The next set of challenges were to figure out how one defines a problem. 10% growth could be great for a 10-year old brand, but could be very bad for a 6-month-old brand. Given the number of brands and variants, it was next to impossible for the team to formulate problem definition for each variant.

The asks:

3. The solution should automatically also discover problem definitions. The solution should be able to automatically differentiate between fast-growth and stable variants, and propose actions accordingly.

4. The solution should also handle seasonality and cyclicality automatically. It should be smart enough to not just compare month-on-month, but also take into account seasonal patterns.

OK. Metric X is bad. What next? What is the implication?

The third set of challenges was two-fold: Tie up all anomalies into a coherent pattern. And then make playbooks for each pattern which can help management take decisions quickly. Patterns come from data, and playbooks come from management’s understanding of the business to extrapolate patterns to actions. But businesses always evolve - and so these static rules and playbooks lose relevance. We have seen clients lose opportunities to react because changes and impacts got identified as late as nine months later!

The asks:

5. What anomalies normally occur together – both in same time-frame, and across time-frames? The solution needs to be able to group anomalies into coherent patterns.

6. However, the solution should be flexible enough to keep learning new patterns as time evolves.

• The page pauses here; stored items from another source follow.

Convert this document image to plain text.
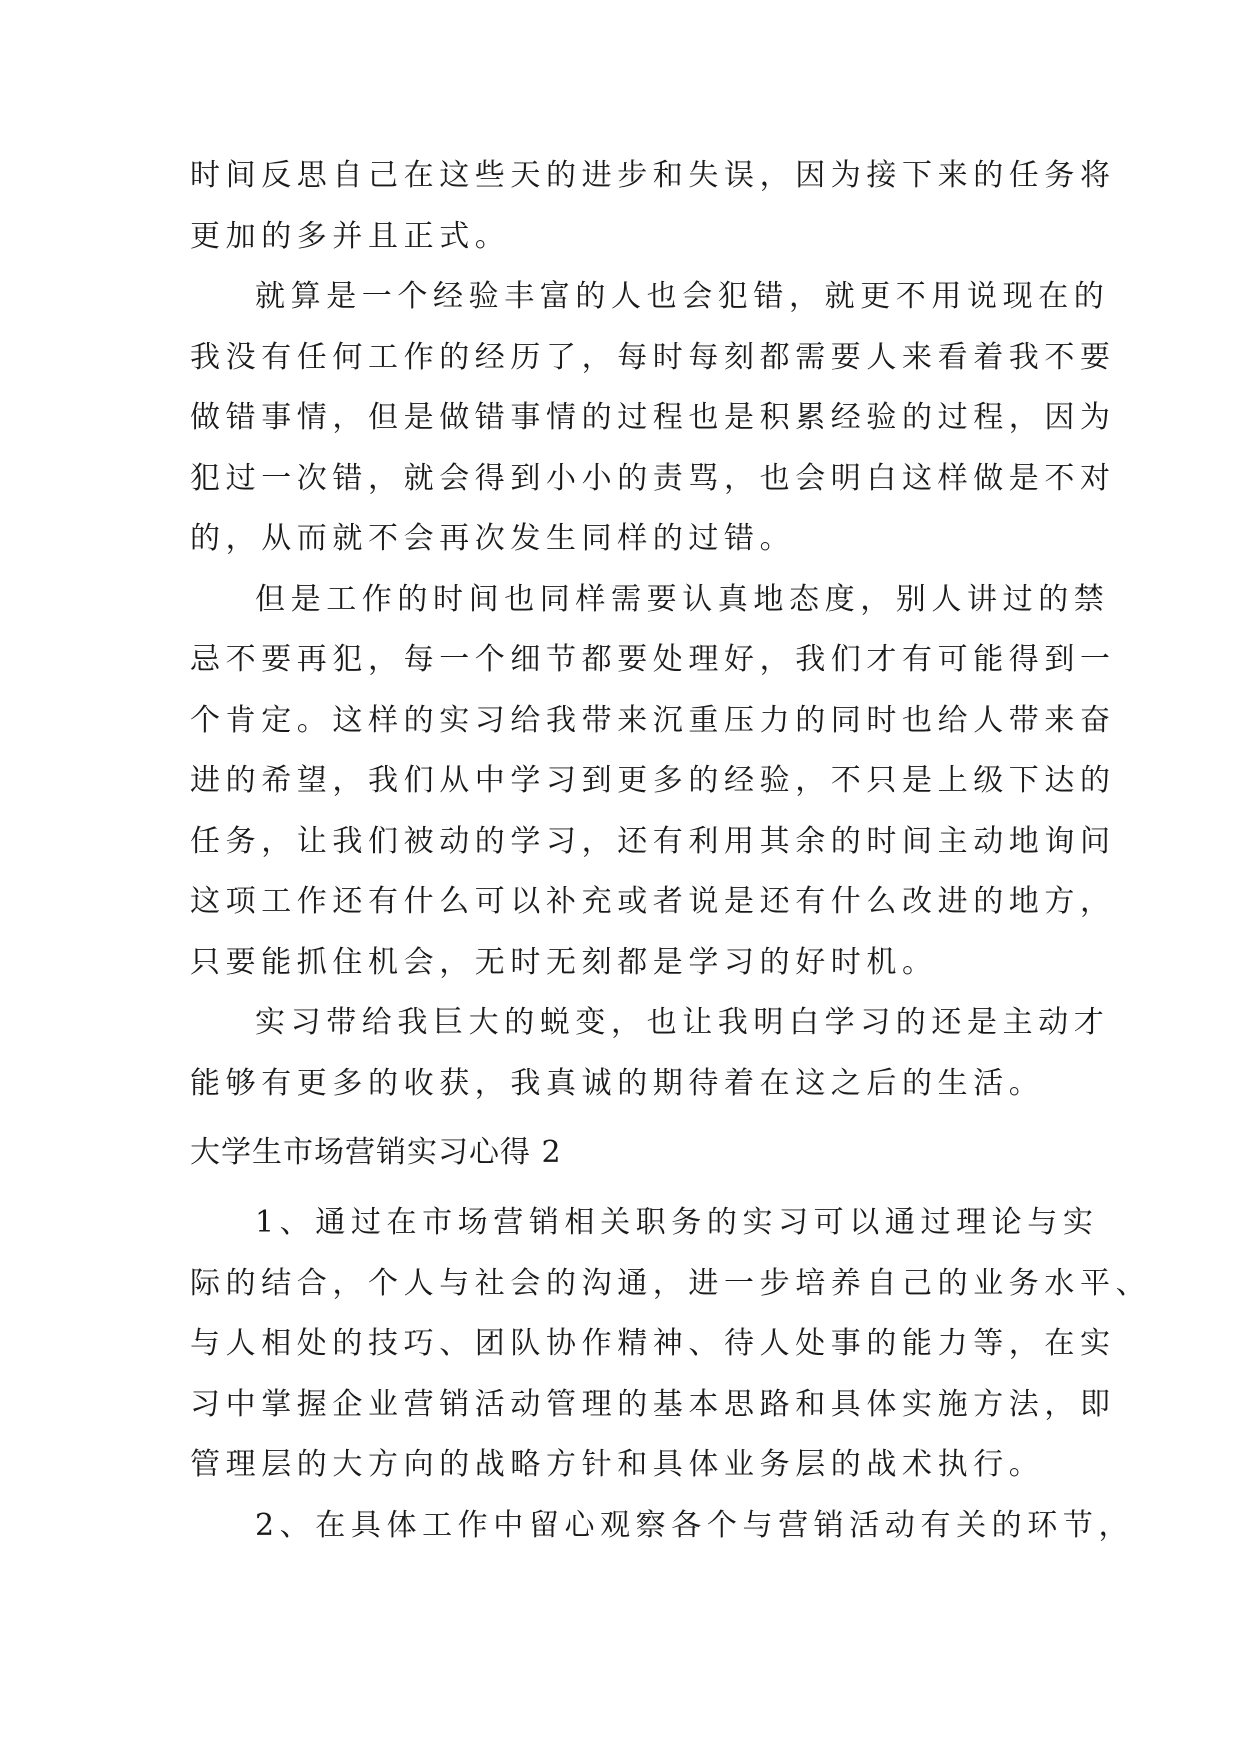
时间反思自己在这些天的进步和失误，因为接下来的任务将
更加的多并且正式。
就算是一个经验丰富的人也会犯错，就更不用说现在的
我没有任何工作的经历了，每时每刻都需要人来看着我不要
做错事情，但是做错事情的过程也是积累经验的过程，因为
犯过一次错，就会得到小小的责骂，也会明白这样做是不对
的，从而就不会再次发生同样的过错。
但是工作的时间也同样需要认真地态度，别人讲过的禁
忌不要再犯，每一个细节都要处理好，我们才有可能得到一
个肯定。这样的实习给我带来沉重压力的同时也给人带来奋
进的希望，我们从中学习到更多的经验，不只是上级下达的
任务，让我们被动的学习，还有利用其余的时间主动地询问
这项工作还有什么可以补充或者说是还有什么改进的地方，
只要能抓住机会，无时无刻都是学习的好时机。
实习带给我巨大的蜕变，也让我明白学习的还是主动才
能够有更多的收获，我真诚的期待着在这之后的生活。
大学生市场营销实习心得 2
1、通过在市场营销相关职务的实习可以通过理论与实
际的结合，个人与社会的沟通，进一步培养自己的业务水平、
与人相处的技巧、团队协作精神、待人处事的能力等，在实
习中掌握企业营销活动管理的基本思路和具体实施方法，即
管理层的大方向的战略方针和具体业务层的战术执行。
2、在具体工作中留心观察各个与营销活动有关的环节，
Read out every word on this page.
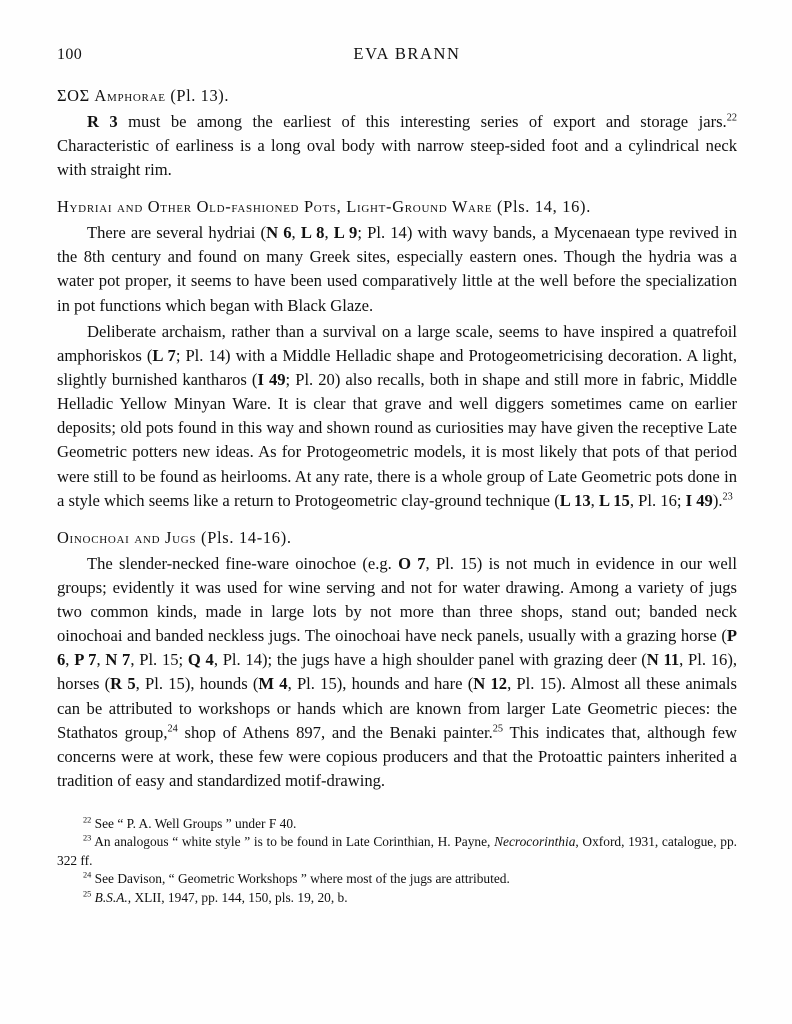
100	EVA BRANN
ΣΟΣ Amphorae (Pl. 13).

R 3 must be among the earliest of this interesting series of export and storage jars.$^{22}$ Characteristic of earliness is a long oval body with narrow steep-sided foot and a cylindrical neck with straight rim.

Hydriai and Other Old-fashioned Pots, Light-Ground Ware (Pls. 14, 16).

There are several hydriai (N 6, L 8, L 9; Pl. 14) with wavy bands, a Mycenaean type revived in the 8th century and found on many Greek sites, especially eastern ones. Though the hydria was a water pot proper, it seems to have been used comparatively little at the well before the specialization in pot functions which began with Black Glaze.

Deliberate archaism, rather than a survival on a large scale, seems to have inspired a quatrefoil amphoriskos (L 7; Pl. 14) with a Middle Helladic shape and Protogeometricising decoration. A light, slightly burnished kantharos (I 49; Pl. 20) also recalls, both in shape and still more in fabric, Middle Helladic Yellow Minyan Ware. It is clear that grave and well diggers sometimes came on earlier deposits; old pots found in this way and shown round as curiosities may have given the receptive Late Geometric potters new ideas. As for Protogeometric models, it is most likely that pots of that period were still to be found as heirlooms. At any rate, there is a whole group of Late Geometric pots done in a style which seems like a return to Protogeometric clay-ground technique (L 13, L 15, Pl. 16; I 49).$^{23}$

Oinochoai and Jugs (Pls. 14-16).

The slender-necked fine-ware oinochoe (e.g. O 7, Pl. 15) is not much in evidence in our well groups; evidently it was used for wine serving and not for water drawing. Among a variety of jugs two common kinds, made in large lots by not more than three shops, stand out; banded neck oinochoai and banded neckless jugs. The oinochoai have neck panels, usually with a grazing horse (P 6, P 7, N 7, Pl. 15; Q 4, Pl. 14); the jugs have a high shoulder panel with grazing deer (N 11, Pl. 16), horses (R 5, Pl. 15), hounds (M 4, Pl. 15), hounds and hare (N 12, Pl. 15). Almost all these animals can be attributed to workshops or hands which are known from larger Late Geometric pieces: the Stathatos group,$^{24}$ shop of Athens 897, and the Benaki painter.$^{25}$ This indicates that, although few concerns were at work, these few were copious producers and that the Protoattic painters inherited a tradition of easy and standardized motif-drawing.

$^{22}$ See “ P. A. Well Groups ” under F 40.

$^{23}$ An analogous “ white style ” is to be found in Late Corinthian, H. Payne, Necrocorinthia, Oxford, 1931, catalogue, pp. 322 ff.

$^{24}$ See Davison, “ Geometric Workshops ” where most of the jugs are attributed.

$^{25}$ B.S.A., XLII, 1947, pp. 144, 150, pls. 19, 20, b.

I got the data a month back. I am getting analysis results today. It’s TOO LATE!!!

The last set of challenges was on speed. You can never wait too long to act in a fast-moving and evolving market.

The ask:

7. We need results ASAP.

THE SOLUTION

How Daisho Did it

Daisho tackled all these questions by framing and solving it as two tough machine learning problems:

1. A flexible, scalable, automatic, alerts identification algorithm for all metrics at all granularities (running  in to more than 750K separate time series data!).

Daisho’s modelling API built more than 750,000 time series models in less than an hour, providing robust baselines after adjusting for product/SKU and market characteristics -- completely automatically:

  • Is there is a 3-month seasonality, or a 6-seasonality, or a combination of them?  -- it was identified automatically using Fourier components. 
  • Is the time series impacted by a short-term 3-month trend, or it’s more correlated with just last month’s data? -- it was identified automatically by running multiple models and then choosing the best one. 
  • And once the time series was modelled -- since they are backed by fairly sophisticated Bayesian methods -- it did not just predict an expected value in the future, but also an uncertainty around it. Anytime a probabilistically rare value is observed i.e. a value beyond a certain range of certainty, it’s identified as an alert. 

    When new data data comes in, all the models just re-update themselves -- completely automatically!

    2. An automatic way of combining two or more historical alerts as patterns, and ranking them by their quality i.e. a level of confidence based on which one can act on it

    Daisho’s pattern detection API looks through all combinations of alerts now and in the recent past and neatly ties up alerts in the past and how it correlates it with extreme movements of metrics of business interest e.g. market share or sales. It even measures how much more likely an extreme market share or sales movement would be based on current situations. These patterns are the problems which the business wants to focus on.

    For example, one pattern picked up when stock at distributors is going down, which is potentially a sign of supply-chain disruption at local levels.  Another picked up when items with less free grammage are dumped to distributors and are not getting picked up by retailers.

    The deployed solution answers ALL 7 asks that are listed above. Results come in within ONE hour of the data flowing in. Problems are automatically surfaced, interpreted, and presented to brand managers.